George Fife Angas chartered Lady Mary Pelham. She left Portsmouth for Adelaide 30 March 1836 under Captain Robert Ross, and was the third of the fleet to leave. Her only full fare-paying passengers were Cornelius Birdseye and Mrs Birdseye. There were also five assisted emigrants, several of whom were also working as crew members. Her first mate, James Doine Thompson, died at sea. She arrived at Nepean Bay (Kangaroo Island) on 30 July. One source states that she had 29 passengers, all adults.

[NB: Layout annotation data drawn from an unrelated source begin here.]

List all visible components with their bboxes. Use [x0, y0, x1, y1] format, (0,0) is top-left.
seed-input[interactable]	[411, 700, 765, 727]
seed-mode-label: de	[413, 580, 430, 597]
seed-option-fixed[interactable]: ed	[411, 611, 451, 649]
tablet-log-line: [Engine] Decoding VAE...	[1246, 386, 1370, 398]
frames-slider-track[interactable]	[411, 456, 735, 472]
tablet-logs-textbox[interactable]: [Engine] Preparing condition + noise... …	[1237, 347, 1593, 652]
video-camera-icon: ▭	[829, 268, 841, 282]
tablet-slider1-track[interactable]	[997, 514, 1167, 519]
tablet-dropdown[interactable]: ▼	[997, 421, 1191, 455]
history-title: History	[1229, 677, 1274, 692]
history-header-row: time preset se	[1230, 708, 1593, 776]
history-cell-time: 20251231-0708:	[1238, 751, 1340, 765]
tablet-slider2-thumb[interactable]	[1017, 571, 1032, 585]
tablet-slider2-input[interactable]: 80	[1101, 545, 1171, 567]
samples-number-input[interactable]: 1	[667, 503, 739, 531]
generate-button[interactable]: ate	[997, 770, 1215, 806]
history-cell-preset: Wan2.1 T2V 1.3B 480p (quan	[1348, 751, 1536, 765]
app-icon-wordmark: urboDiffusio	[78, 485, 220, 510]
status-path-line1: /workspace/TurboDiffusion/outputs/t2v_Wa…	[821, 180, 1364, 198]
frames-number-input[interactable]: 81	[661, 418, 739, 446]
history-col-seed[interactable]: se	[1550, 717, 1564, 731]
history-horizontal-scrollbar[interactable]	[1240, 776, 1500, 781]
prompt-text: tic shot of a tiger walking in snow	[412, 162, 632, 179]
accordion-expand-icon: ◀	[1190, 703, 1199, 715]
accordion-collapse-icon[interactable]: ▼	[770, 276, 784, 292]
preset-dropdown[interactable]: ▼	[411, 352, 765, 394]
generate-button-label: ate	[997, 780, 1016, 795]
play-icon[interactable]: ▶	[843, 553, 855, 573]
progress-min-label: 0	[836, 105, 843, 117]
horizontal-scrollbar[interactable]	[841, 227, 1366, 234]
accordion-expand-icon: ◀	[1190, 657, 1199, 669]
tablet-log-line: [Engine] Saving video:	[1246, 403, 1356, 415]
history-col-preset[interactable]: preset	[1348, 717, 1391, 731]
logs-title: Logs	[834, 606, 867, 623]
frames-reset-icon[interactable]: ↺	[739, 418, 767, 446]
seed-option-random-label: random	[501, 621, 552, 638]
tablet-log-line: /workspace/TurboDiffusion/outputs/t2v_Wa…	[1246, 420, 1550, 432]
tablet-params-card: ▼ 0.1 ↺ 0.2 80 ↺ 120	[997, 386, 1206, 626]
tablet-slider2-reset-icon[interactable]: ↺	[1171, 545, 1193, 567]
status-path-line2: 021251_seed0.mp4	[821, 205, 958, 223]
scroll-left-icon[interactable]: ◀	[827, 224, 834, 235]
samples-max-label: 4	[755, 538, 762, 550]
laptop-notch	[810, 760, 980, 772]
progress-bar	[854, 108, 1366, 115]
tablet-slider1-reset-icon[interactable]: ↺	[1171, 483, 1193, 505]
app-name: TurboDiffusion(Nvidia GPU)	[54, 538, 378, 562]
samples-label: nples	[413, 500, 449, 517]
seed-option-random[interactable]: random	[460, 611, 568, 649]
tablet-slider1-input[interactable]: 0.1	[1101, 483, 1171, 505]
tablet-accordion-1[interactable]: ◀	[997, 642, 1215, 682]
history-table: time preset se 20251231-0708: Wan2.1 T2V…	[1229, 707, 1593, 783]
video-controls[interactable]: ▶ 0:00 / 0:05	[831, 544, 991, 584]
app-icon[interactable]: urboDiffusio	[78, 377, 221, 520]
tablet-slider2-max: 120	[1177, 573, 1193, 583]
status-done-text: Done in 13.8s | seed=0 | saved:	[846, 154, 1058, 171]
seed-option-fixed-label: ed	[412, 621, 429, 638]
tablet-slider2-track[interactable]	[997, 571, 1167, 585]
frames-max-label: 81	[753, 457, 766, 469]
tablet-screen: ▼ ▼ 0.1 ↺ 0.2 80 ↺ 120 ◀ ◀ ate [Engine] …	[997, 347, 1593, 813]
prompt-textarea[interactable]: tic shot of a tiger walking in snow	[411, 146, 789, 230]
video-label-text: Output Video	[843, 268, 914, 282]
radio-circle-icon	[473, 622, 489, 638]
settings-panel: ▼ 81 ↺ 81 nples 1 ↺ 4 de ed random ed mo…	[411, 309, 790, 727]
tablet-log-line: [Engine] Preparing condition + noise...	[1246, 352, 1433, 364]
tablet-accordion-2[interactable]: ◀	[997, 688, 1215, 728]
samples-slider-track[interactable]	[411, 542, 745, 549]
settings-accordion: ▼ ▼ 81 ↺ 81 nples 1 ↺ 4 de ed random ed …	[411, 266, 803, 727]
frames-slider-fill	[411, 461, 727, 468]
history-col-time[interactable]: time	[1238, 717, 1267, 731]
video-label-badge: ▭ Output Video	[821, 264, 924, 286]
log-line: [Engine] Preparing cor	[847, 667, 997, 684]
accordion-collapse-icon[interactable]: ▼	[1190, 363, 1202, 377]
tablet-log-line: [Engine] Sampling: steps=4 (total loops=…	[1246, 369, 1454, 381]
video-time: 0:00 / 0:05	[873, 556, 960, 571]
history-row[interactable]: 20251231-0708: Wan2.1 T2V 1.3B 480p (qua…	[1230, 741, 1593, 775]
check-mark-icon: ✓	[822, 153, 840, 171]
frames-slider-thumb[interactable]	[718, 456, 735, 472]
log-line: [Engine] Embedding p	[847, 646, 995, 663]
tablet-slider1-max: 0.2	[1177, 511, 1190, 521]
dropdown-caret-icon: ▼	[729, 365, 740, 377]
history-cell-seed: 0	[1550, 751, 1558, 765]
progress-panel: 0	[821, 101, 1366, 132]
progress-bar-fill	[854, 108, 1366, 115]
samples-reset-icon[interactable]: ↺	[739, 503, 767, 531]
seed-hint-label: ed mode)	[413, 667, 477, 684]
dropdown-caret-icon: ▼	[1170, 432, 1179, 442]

Lady Mary Pelham sailed from South Australia to Hobart to fit-out for a whaling voyage, arriving there 25 September. She departed Hobart under Captain Ross on 15 October 1836 for the South Sea Fishery. She cruised among the Solomon Islands and was reported at Carteret Harbour, New Ireland, where she spoke the US whaler Mechanic. In April 1837 she arrived Sourabaya in a leaky state, the crew "in a state of almost mutiny owing, it is said, to the conduct of the captain." Only a small amount of whale oil had been taken and it was decided to convert the cruise to a trading voyage. Accordingly, she took aboard 2,000 bags of sugar and departed for Sydney, arriving there 2 May 1838.

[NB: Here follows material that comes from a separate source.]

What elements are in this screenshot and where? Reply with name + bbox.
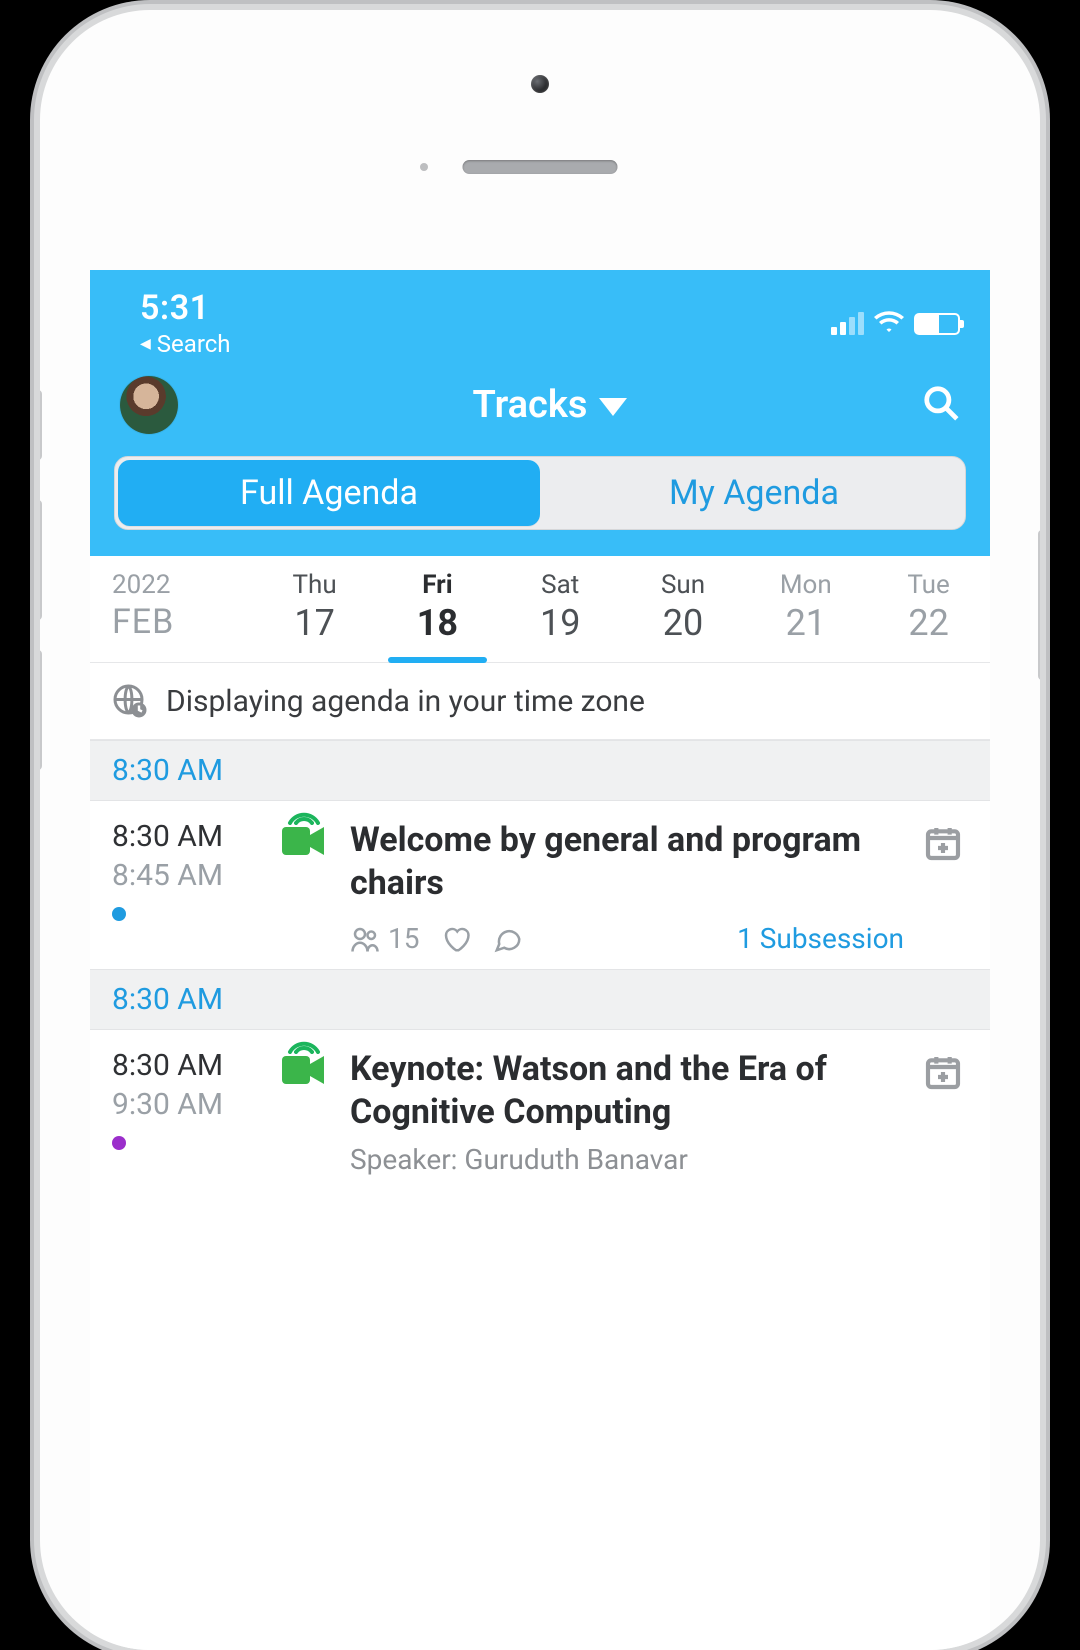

S.G. Henty & Co. of Portland, Victoria, purchased her and refitted her in Hobart Town as a whaler. As a whaler under the Hentys, her first captain was John Mills, followed in 1841 by John Harper, then in 1844 by William Dutton (1811–1878), sometimes referred to as "William Pelham Dutton". Dutton killed 100 whales in his career, the last being in 1866, and is considered one of the founders of Portland. In all, the vessel made 7 whaling voyages between 1836 and 1845. Dutton gave up command of Lady Mary Pelham in 1847 to Rosevear; Henty sold her that same year. She underwent repairs in Launceston and put in the charge of Captain Thomas Wing.

==Loss==
Lady Mary Pelham was wrecked on 31 August 1849 at Port Fairy, Victoria, or Belfast as it was then officially named. She was anchored off the port awaiting a favourable wind when a fierce gale broke her chains. Captain Wing deliberately beached her, with the result that there were no deaths and most of her cargo was salvaged. Her back was broken and by mid-October wave action had completely broken her up.

==In art and public monuments==
- A group of monuments overlooking Reeve's Point, Kangaroo Island, marks the spot where passengers disembarked from the first four ships (Duke of York, Lady Mary Pelham, Rapid and Cygnet).